Nate Bagley says he was sick of hearing love stories that fell into one of two categories — scandal and divorce, and unrealistic fairytale.
So he started a Kickstarter and used his life savings to tour the country and interview couples in happy, long-term relationships.
I read this article and I was immediately fascinated. One person devoted an entire chunk of time in his life, interviewing couples from all walks of life, in varying lengths of relationship and found that the happiest couples had some major factors involved that they all shared across the board … even those couples who had not been together very long.
The article is incredible. A lot of the comments in the bottom are not giving it any real credit “Love is what you make it”… well, no it’s not, there are about a million little tiny intricate things that go into making two people compatible and it orchestrates chemistry in quite the marionette-like movements. You may not think so, however, you should ask John Gottman Ph.D. and Gary Chapman Ph.D. One, the first, is the considered the marriage guru, no joke. He ran the love lab and has a 95% accuracy rating on judging whether or not a couple will stay married for 15 years, and the other discovered, and put into words and context that we non-scholars can understand, the different social interactions that we, as human mammals utilize to communicate love and place them into categories. The Five Love Languages. (Side note, take the quiz and see what your primary love languages are, both spoken and understood.)

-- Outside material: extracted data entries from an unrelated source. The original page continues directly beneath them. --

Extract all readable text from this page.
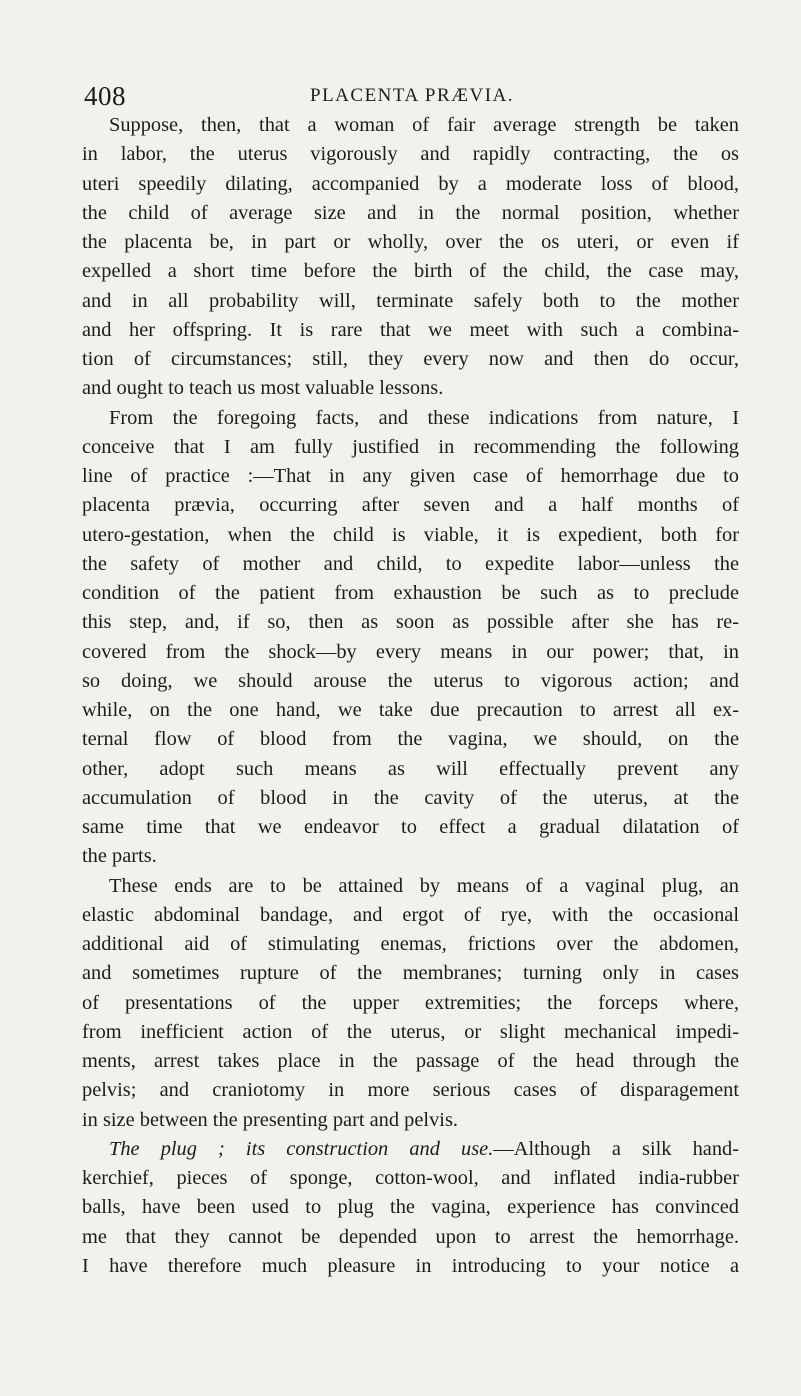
408	PLACENTA PRÆVIA.
Suppose, then, that a woman of fair average strength be taken
in labor, the uterus vigorously and rapidly contracting, the os
uteri speedily dilating, accompanied by a moderate loss of blood,
the child of average size and in the normal position, whether
the placenta be, in part or wholly, over the os uteri, or even if
expelled a short time before the birth of the child, the case may,
and in all probability will, terminate safely both to the mother
and her offspring. It is rare that we meet with such a combina-
tion of circumstances; still, they every now and then do occur,
and ought to teach us most valuable lessons.
From the foregoing facts, and these indications from nature, I
conceive that I am fully justified in recommending the following
line of practice :—That in any given case of hemorrhage due to
placenta prævia, occurring after seven and a half months of
utero-gestation, when the child is viable, it is expedient, both for
the safety of mother and child, to expedite labor—unless the
condition of the patient from exhaustion be such as to preclude
this step, and, if so, then as soon as possible after she has re-
covered from the shock—by every means in our power; that, in
so doing, we should arouse the uterus to vigorous action; and
while, on the one hand, we take due precaution to arrest all ex-
ternal flow of blood from the vagina, we should, on the
other, adopt such means as will effectually prevent any
accumulation of blood in the cavity of the uterus, at the
same time that we endeavor to effect a gradual dilatation of
the parts.
These ends are to be attained by means of a vaginal plug, an
elastic abdominal bandage, and ergot of rye, with the occasional
additional aid of stimulating enemas, frictions over the abdomen,
and sometimes rupture of the membranes; turning only in cases
of presentations of the upper extremities; the forceps where,
from inefficient action of the uterus, or slight mechanical impedi-
ments, arrest takes place in the passage of the head through the
pelvis; and craniotomy in more serious cases of disparagement
in size between the presenting part and pelvis.
The plug ; its construction and use.—Although a silk hand-
kerchief, pieces of sponge, cotton-wool, and inflated india-rubber
balls, have been used to plug the vagina, experience has convinced
me that they cannot be depended upon to arrest the hemorrhage.
I have therefore much pleasure in introducing to your notice a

My absolute FAVORITE part of this extensive article, where Bagley pointed out his common findings among all of these happy couples, was this trait:
Intentionality: This is the icing on the cake. There’s a difference between the couple who drives through the rainstorm and the couple who pulls their car to the side of the road to make out in the rain. (Yes, that’s a true story.) There’s a difference between the couple who kisses for 10 seconds or longer when they say goodbye to each other rather than just giving each other a peck… or nothing at all. There’s a difference between the couples who encourage each other to pursue their personal goals at the expense of their own discomfort or inconvenience… even if it means their partner has to stage kiss another woman.
The couples who try on a daily basis to experience some sort of meaningful connection, or create a fun memory are the couples who shattered my perception of what was possible in a loving relationship.”
That right there. That is the glue. A person’s intentions with their partner, with their interactions with their partner, with their future with this partner. The INTENT to go beyond the right here and the right now combined with the intentions of a partner behind their acts of love or affection towards their partner is that “puppeteer” fashioning the dance between the marionette-like movements between a happy and healthy couple that I mentioned before. If I kiss you with the intention of getting something from you, with no feeling, out of habit, or attempting to get something other than conveying love and appreciation — the intent, or lack thereof, is what is going to break down the relationship. The intent will ultimately break the relationship down because you’re not stirring any spark within yourself to maintain the fire, the magnetic love for a person… the “butterflies” people talk about , that shit is real. That is what THIS is, that is what this piece of this article is talking about. After reading this article, my entire outlook on every single action that I do for my partner has changed. I am going think deeply about my intentions every time I do something. When I kiss you goodbye, I am going to do it NOT out of habit, but because I want to leave you with the feeling that you are loved, appreciated, and wanted – and that it is not simply an act of habit. Love is intentional. Those stirring feelings of attraction, and chemistry, those come and go, but the part that makes you feel like your lives would be substantially lesser without one another… the feeling that you know that you could make this person’s life better by loving them, and vise versa… that’s where the intent behind love comes in. I don’t want to be in a relationship solely for my own benefit… I want to be in a relationship because I have a LOT to intentionally offer a partner, as a partner to them. Seeing your partner flourish by loving them is a beautiful thing and it honestly starts solely with that “I” word. You had the INTENT to date someone. You had the INTENT to find a lifelong partner. No matter what way you slice it, even if you weren’t looking for love, being receptive to the intent of another, falls on the exact same platform.
Phenomenal article by Megan Willett outlining Nate Bagley’s travels and I would absolutely love to see more from Bagley.